Mentoring has helped me write some of my best work yet
When I discovered I was lucky enough to be given a mentor, I was overjoyed. It was, in my mind, the first step towards a new life and I was so nervous.
I had no formal education and was terrified of looking like an idiot who could write poetry but had absolutely no understanding or appreciation for other poets.
It was a little awkward for the first couple of meetings, I think because neither of us were what the other expected, but by the third meeting we were starting to relax a little more. I know I have an abrasive trait that rears its head when I feel overwhelmed or embarrassed by my own ignorance and it was probably the cause of any initial tension, but we worked through it without any issues.
My mentor was the first person to honestly critique my poetry and I found it challenging, both emotionally and mentally.

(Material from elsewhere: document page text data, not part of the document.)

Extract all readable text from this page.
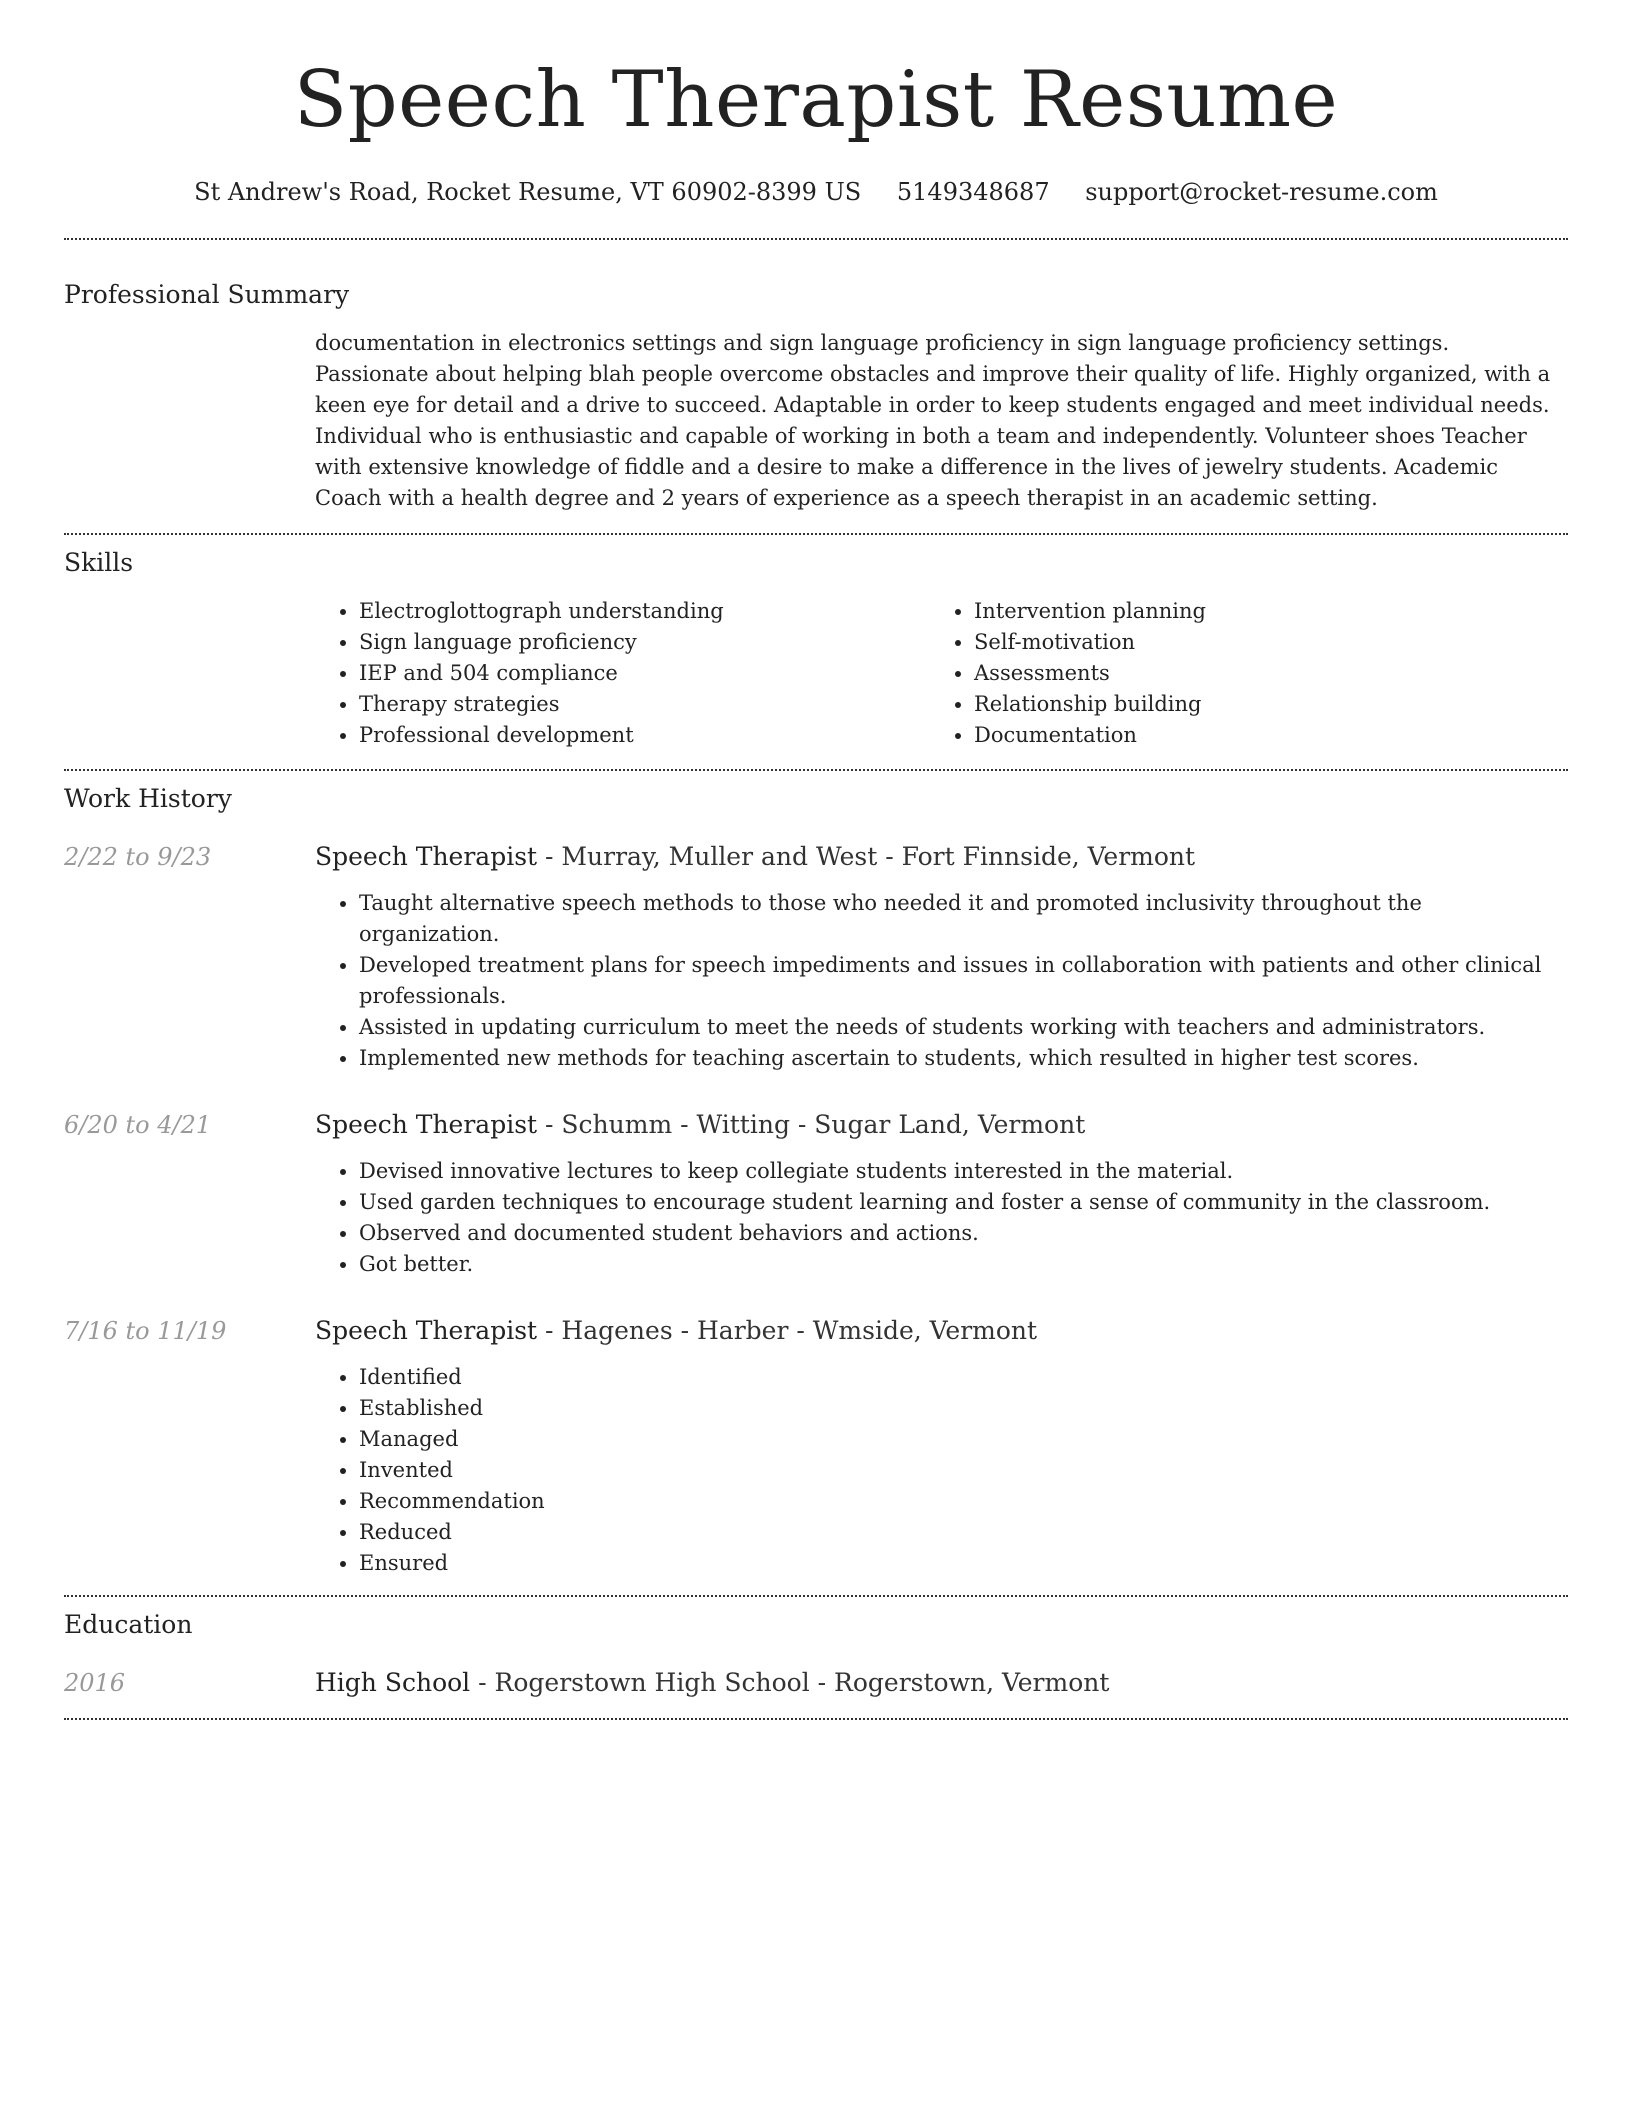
Speech Therapist Resume
St Andrew's Road, Rocket Resume, VT 60902-8399 US 5149348687 support@rocket-resume.com
Professional Summary

documentation in electronics settings and sign language proficiency in sign language proficiency settings. Passionate about helping blah people overcome obstacles and improve their quality of life. Highly organized, with a keen eye for detail and a drive to succeed. Adaptable in order to keep students engaged and meet individual needs. Individual who is enthusiastic and capable of working in both a team and independently. Volunteer shoes Teacher with extensive knowledge of fiddle and a desire to make a difference in the lives of jewelry students. Academic Coach with a health degree and 2 years of experience as a speech therapist in an academic setting.

Skills
• Electroglottograph understanding
• Sign language proficiency
• IEP and 504 compliance
• Therapy strategies
• Professional development
• Intervention planning
• Self-motivation
• Assessments
• Relationship building
• Documentation
Work History
2/22 to 9/23	Speech Therapist - Murray, Muller and West - Fort Finnside, Vermont
• Taught alternative speech methods to those who needed it and promoted inclusivity throughout the organization.
• Developed treatment plans for speech impediments and issues in collaboration with patients and other clinical professionals.
• Assisted in updating curriculum to meet the needs of students working with teachers and administrators.
• Implemented new methods for teaching ascertain to students, which resulted in higher test scores.
6/20 to 4/21	Speech Therapist - Schumm - Witting - Sugar Land, Vermont
• Devised innovative lectures to keep collegiate students interested in the material.
• Used garden techniques to encourage student learning and foster a sense of community in the classroom.
• Observed and documented student behaviors and actions.
• Got better.
7/16 to 11/19	Speech Therapist - Hagenes - Harber - Wmside, Vermont
• Identified
• Established
• Managed
• Invented
• Recommendation
• Reduced
• Ensured
Education
2016	High School - Rogerstown High School - Rogerstown, Vermont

Until that point all my poetry was based on personal experience. The Commuter was inspired by my dad’s daily commute and subsequent redundancy. Working with my mentor has given me the courage to explore my abilities, and his guidance on looking outside in has helped me write some of my best work to date. I have come so far in just a short space of time and I don’t think it would have been possible without his support and encouragement.
I have performed my poems at Southbank Centre, have had my two Koestler Award winners on display at Turner Contemporary in Margate and one at the Supreme Court at the end of last year.
When I recited at the poetry café recently, the look on my mentor’s face said it all. He was proud of me. I was proud of me.
Thank you Koestler Arts for giving me this amazing opportunity. I would gladly offer myself as a mentor if the opportunity arose – the work you do is invaluable to people like me who wouldn’t otherwise be given a chance.